Malgré ses 25 ans de carrière et une bonne douzaine de longs-métrages à son actif, le réalisateur écossais David Mackenzie demeure largement méconnu du grand public. Une injustice, tant cet artisan talentueux, dans la lignée de Richard Donner ou John Badham, enchaîne les solides films d'action, à la fois intelligents, généreux et testostéronés. Parmi ses œuvres marquantes : Les Poings contre les murs (2013), drame carcéral avec Ben Mendelsohn et Jack O'Connell, L'Intermédiaire (2024) avec Riz Ahmed, et surtout Comancheria (2016).

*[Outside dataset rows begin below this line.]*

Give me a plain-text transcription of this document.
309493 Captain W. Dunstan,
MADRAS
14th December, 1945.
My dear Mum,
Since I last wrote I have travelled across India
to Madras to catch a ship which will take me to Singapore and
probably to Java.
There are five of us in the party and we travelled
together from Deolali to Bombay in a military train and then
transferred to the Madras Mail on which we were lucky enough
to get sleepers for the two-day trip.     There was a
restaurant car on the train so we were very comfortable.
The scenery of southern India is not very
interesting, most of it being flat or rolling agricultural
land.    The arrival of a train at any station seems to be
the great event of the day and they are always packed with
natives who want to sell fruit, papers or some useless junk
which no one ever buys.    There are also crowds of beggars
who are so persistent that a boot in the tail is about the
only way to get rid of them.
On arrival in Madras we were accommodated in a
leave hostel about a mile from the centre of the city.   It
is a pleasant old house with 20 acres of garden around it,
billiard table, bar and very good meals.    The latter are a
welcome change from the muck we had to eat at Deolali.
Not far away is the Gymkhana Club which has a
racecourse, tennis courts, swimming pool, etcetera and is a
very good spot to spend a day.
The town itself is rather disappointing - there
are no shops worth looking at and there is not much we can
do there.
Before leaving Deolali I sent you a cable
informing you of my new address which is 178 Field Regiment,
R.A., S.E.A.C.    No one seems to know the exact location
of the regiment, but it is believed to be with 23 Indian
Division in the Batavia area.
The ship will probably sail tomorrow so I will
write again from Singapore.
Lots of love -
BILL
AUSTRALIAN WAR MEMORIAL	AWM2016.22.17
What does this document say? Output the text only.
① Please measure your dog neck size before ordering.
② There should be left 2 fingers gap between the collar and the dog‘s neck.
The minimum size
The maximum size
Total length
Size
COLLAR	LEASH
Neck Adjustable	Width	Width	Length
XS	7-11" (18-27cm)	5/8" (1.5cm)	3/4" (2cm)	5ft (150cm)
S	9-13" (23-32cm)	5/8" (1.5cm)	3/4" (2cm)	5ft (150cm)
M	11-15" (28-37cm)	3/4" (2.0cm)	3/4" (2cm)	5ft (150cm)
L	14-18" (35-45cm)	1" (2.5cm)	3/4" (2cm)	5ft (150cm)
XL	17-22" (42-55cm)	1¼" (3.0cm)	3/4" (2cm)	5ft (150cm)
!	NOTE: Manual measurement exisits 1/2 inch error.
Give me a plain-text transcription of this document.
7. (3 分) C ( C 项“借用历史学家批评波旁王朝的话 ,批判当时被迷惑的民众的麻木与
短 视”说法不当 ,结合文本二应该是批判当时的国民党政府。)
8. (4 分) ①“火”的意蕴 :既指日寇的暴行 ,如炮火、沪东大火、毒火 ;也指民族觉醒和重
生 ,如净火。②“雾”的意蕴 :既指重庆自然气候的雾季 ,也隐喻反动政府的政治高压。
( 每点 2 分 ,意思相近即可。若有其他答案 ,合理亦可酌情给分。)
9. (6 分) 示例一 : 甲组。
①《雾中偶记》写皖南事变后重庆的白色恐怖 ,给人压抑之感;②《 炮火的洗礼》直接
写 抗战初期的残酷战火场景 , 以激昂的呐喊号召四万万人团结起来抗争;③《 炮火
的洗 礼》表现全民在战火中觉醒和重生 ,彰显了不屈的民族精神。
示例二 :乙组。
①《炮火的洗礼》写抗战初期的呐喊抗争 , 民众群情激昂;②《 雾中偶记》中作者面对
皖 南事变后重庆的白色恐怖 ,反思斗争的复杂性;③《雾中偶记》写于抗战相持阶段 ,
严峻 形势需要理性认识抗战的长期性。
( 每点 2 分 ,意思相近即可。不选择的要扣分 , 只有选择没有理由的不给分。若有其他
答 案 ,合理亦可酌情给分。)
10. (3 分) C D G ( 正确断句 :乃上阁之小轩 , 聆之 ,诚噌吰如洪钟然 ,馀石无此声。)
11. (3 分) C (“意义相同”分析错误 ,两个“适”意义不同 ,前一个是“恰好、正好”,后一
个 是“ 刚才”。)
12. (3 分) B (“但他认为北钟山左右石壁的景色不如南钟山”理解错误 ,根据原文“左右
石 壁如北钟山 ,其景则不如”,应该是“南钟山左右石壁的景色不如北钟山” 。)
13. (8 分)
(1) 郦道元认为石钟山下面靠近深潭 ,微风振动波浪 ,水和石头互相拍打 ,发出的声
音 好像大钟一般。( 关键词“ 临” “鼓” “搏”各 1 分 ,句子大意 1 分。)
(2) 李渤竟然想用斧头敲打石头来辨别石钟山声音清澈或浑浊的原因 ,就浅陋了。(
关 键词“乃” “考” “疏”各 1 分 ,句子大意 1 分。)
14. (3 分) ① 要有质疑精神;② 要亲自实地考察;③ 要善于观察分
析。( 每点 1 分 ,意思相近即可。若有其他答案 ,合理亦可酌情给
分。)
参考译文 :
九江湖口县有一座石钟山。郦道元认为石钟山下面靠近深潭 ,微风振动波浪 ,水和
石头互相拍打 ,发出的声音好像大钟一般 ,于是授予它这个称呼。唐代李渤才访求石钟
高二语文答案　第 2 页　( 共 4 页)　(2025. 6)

Un petit chef-d'œuvre : Comancheria
Son petit chef-d'œuvre, écrit par Taylor Sheridan, est un thriller haletant où deux frères, incarnés par Chris Pine et Ben Foster, braquent des banques pour sauver leur ferme, affrontant le ranger Jeff Bridges lancé à leurs trousses. Invité du festival Reims Polar, où il a présenté son nouveau film, le très écossais David Mackenzie, 59 ans, se révèle l'un des cinéastes les plus chaleureux qu'il soit donné de rencontrer. Cheveux longs, amoureux de la France et du champagne, il parle sans langue de bois, avec un fort accent de son pays natal.
The Criminals : un bijou de braquage
Dans son nouveau bijou, The Criminals (titre français de The Fuze), il est question de la découverte d'une bombe de la Seconde Guerre mondiale en plein centre de Londres et d'un casse audacieux. Ce film de braquage, qui évoque parfois Une journée en enfer, accumule rebondissements, scènes d'action spectaculaires, faux-semblants et trahisons. Mackenzie y cisèle son film le plus divertissant à ce jour, dirigeant des acteurs excellents comme Aaron Taylor-Johnson, Sam Worthington ou Theo James. Le récit, hyperspectaculaire, ressuscite l'esprit des polars des années 1970 et s'amuse d'un jeu de massacre, sur la chanson « Police and Thieves » de The Clash.
Genèse du projet
Comment est née l'idée de The Criminals ? En 2010, alors qu'il était à Berlin pour travailler sur la musique de Perfect Sense avec Ewan McGregor et Eva Green, l'éruption du volcan islandais Eyjafjöll a paralysé le trafic aérien. Ce contretemps a inspiré à Mackenzie un thriller où une bombe peut exploser à tout moment, mêlé à un film de braquage. Il a confié l'écriture à son ami Ben Hopkins, scénariste de Limonov, qui a mis plus de dix ans à finaliser le script.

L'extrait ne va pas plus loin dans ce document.